なんで怪力なのかというと、それは青山が……
えっと、その、うん。
「青山の奴、SHIP能力者なのか……?」
驚くべきことにそう考えれば辻褄が合う。
「びっくりしたのはこっちよ新九郎。まさかずっと一緒にいるのに気づいてなかったなんて」
「いや、だって……」
だっておかしいだろ、あの青山だぞ。
小学校からずっと知ってる奴なんだぞ。
距離が近かったからこそ、当たり前に思って気がつかなかったのか……?
落ち着け、俺。
聞くべきことは他にもあるはずだ。
なんでSHIP能力者が傍にいながら放っておいたのかとか。
結局ショウはなんで青山を攫おうとしたのかとか。
さりげなく騙してるって言ったとか。
いろいろ気になることはあるけれど、とりあえず最優先で言うべきことはこれだ。
「なんでさっきから俺を名前で呼んでるんだよ!」
「ここでその質問?」
ずっと名前で呼んで嫌がらせをしていた意趣返しのつもりか。
シンクはアオイとの関係に一線を引いてアミティエのみの付き合いと割り切ったというのに。
「新九郎、やっぱりあなた疲れてるのよ。後で答えてあげるから今はもう少し休んでなさい」
「名前で呼ぶなって言ってんだろ」
「さっき裸に剥いた時に確認したけど、本当にあなたの傷は深いのよ。治療した後も痕が残ったら嫌でしょう」
「……おい待て、お前いまなんつった」
何やら全身に鳥肌が立ちそうなおぞましいセリフが聞こえた気がする。
「意識のない怪我人を裸にするのは義務だって言ったでしょう。あなたとて例外ではないわ……意外と逞しい体をしているのね。ふふ」
「ふっざけんなぶっ殺すぞテメエ!」
「アオイさまずるい! ぼくもシンくんのはだかをみたい!」
「お前も黙ってろ!」
これまで黙ってたレンがここにきて話に入ってくる。
なんだこの変態共。
いや、さすがに嘘に決まってる。
だってアオイは真正の同性愛者のはずだ。
しかもこいつは青山のことがお気に入りだったはず。
いくら変態だからって、シンクに対してそういうことをするはずがない。
その証拠にアオイの奴はさっきから愉快そうにニヤニヤしてやがる。
「わかったよ、もう何も聞かない。頼むからもう出て行ってくれ」
結局、話をはぐらかすのが目的だったのだろう。
乗せられるのは癪だし、できれば本人の口から否定の言葉を聞きたいところだが、これ以上話しているとマジで頭が爆発しそうだ。

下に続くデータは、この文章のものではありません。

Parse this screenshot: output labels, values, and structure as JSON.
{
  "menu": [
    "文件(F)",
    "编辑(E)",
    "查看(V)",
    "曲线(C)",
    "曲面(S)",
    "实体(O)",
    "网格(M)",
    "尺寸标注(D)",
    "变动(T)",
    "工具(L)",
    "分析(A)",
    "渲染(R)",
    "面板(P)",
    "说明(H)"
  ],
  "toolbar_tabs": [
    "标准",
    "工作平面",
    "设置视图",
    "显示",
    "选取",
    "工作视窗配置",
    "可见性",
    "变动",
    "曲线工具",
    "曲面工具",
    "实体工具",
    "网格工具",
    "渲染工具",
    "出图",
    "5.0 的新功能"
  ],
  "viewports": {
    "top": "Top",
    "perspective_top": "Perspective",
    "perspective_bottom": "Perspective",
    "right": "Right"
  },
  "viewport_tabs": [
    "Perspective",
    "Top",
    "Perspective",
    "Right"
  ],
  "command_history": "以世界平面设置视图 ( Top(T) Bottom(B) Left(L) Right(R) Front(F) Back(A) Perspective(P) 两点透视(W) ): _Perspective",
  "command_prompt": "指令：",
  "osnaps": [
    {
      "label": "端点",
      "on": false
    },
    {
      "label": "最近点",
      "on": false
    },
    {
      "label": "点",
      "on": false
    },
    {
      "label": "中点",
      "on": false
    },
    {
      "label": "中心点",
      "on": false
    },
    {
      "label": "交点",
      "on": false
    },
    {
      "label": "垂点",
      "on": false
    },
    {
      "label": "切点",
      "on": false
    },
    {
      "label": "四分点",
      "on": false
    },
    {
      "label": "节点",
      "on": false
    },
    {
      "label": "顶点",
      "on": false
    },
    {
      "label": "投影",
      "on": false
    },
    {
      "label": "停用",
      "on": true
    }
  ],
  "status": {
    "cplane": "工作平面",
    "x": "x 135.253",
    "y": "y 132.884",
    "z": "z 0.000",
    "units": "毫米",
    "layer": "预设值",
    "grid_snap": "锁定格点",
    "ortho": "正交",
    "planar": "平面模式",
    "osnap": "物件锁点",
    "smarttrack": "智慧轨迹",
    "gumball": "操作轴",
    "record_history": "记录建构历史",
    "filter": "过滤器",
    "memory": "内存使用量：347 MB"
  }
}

「それじゃレン。あとで声をかけるから、新九郎の面倒を見ていてね」
「わかりました!」
「……そのうち、話してあげるわよ」
小声で何か呟いたようだがシンクはもう聞いていなかった。
そのままアオイは背を向けて病室から出て行く。
「はいシンくん、あーん」
レンがリンゴの切り身を差し出してくる。
黙っていたと思ったら必死に皮をむいていたらしい。
シンクは無視してベッドに横になった。
決して声には出さないが、背中の傷は叫びたくなるほどに痛みを訴え続けている。